Huy: l'avocat Alexandre Wilmotte défend becs et ongles la Cour d'Assises

Me Alexandre Wilmotte, avocat au Barreau de Huy, est un grand défenseur de la Cour d'Assises. Il a participé à plus de trente procès, tantôt comme avocat de la défense, tantôt pour défendre les intérêts des parties civiles.
Me Alexandre Wilmotte, avocat au Barreau de Huy, est un grand défenseur de la Cour d'Assises. Il a participé à plus de trente procès, tantôt comme avocat de la défense, tantôt pour défendre les intérêts des parties civiles. - © RTBF Marc Mélon

La réforme de la Cour d'Assises provoque beaucoup de débats au sein des barreaux. Nous avons rencontré l'avocat hutois Alexandre Wilmotte, 40 ans. Il a siégé à plus de trente reprises dans différents procès, tantôt pour défendre des accusés, tantôt pour soutenir les parties civiles.

Passivité et manque de continuité

Le jeune avocat souligne la passivité et le manque de continuité: "Depuis de nombreuses années, et plus précisément depuis 10 ans, par un rapport d’une commission spéciale datant de 2005, des propositions de réformes de la Cour d’Assises ont été mises sur la table. Ces propositions de réformes visaient à adapter le fonctionnement de l’institution sans la mettre en cause dans ses fondements. Mais depuis 10 ans, rien n’a été fait si ce n’est l’intégration des changements rendus nécessaires concernant principalement la motivation des décisions du jury avec la loi du 21 décembre 2009. Aujourd’hui, l’allergie du Ministre de la justice pour la Cour d’Assises risque d’avoir comme conséquence la mise en cause de son existence même par un accroissement à l’extrême de la correctionnalisation des crimes et ce, sans avoir entamé le processus de révision de la constitution. Une fois de plus, la passivité des représentants élus, garants du pouvoir législatif, risque de laisser passer la disparition à peu près totale d’une institution qui doit être réformée, mais certainement pas supprimée. Pourquoi une décision aussi radicale face à une institution qui mérite un débat de haut niveau ?"

"Les citoyens, tous des imbéciles ?"

Alexandre Wilmotte s'interroge sur la place du citoyen dans nos institutions. L'avocat pénaliste explique: "Les constituants avaient organisé la représentation et la participation démocratique du peuple. Pourquoi l’abandonner ? Pour faire place aux "spécialistes", "technocrates". On a vu les effets et les dérives dans d’autres domaines : banques et finances, par exemple. On en voit le résultat tous les jours : de nombreux jugements pourtant conduits par des spécialistes sont réformés en appel, en Cassation, devant la Cour Européenne. Et qui oserait prétendre que des juges ne seront jamais soumis à des pressions ou influences d’ordre divers ?"

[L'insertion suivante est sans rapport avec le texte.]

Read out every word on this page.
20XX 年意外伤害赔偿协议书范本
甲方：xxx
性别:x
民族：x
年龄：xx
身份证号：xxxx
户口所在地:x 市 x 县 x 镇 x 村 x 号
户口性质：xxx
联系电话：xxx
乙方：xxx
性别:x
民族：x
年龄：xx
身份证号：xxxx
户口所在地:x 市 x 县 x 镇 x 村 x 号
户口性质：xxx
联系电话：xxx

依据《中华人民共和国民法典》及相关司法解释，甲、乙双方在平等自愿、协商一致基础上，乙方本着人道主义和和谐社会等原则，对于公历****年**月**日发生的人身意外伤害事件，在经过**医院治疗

"Juger dans la confidence, entre pairs, est-ce vraiment une garantie de qualité, de fiabilité, de sécurité et de justice ? Confiée exclusivement et à tous les niveaux à des spécialistes, la justice s’écarterait du citoyen. Et la conséquence est que celui-ci perdrait (encore plus) confiance en elle, comme il a déjà perdu confiance en bien d’autres institutions. Mais rien n’est dit à ce niveau et l’intérêt et la confiance du citoyen pour la justice n’ont pas l’air d’être très importants pour le Ministre censé la représenter".

Alexandre Wilmotte poursuit: "Le citoyen ne serait-il pas à même d’observer des faits, de les comprendre, de les analyser et d’en saisir la portée. De comprendre les rapports, les débats, les échanges de points de vue. De comprendre des questions posées et d’y répondre. De saisir la complexité de la nature humaine, les motivations, les influences d’une éducation ou d’une relation. D’être sensible à la douleur des victimes, de prendre distance et d’objectiver son point de vue. Qui donc peut prétendre que le citoyen est incompétent pour porter un jugement s’il est bien éclairé par les spécialistes, par les débats contradictoires, par les enquêtes ?Manifestement, pour certains, les citoyens seraient tous des imbéciles incapables de comprendre, d’analyser et donc de juger en motivant. Ils auraient juste assez de bon sens et de capacité de jugement pour élire leurs représentants et ensuite, silence ! Place aux partis et aux technocrates". L'avocat conclut: "Et qui est le mieux placé pour prendre en compte les souffrances des victimes, si ce n’est le citoyen ?"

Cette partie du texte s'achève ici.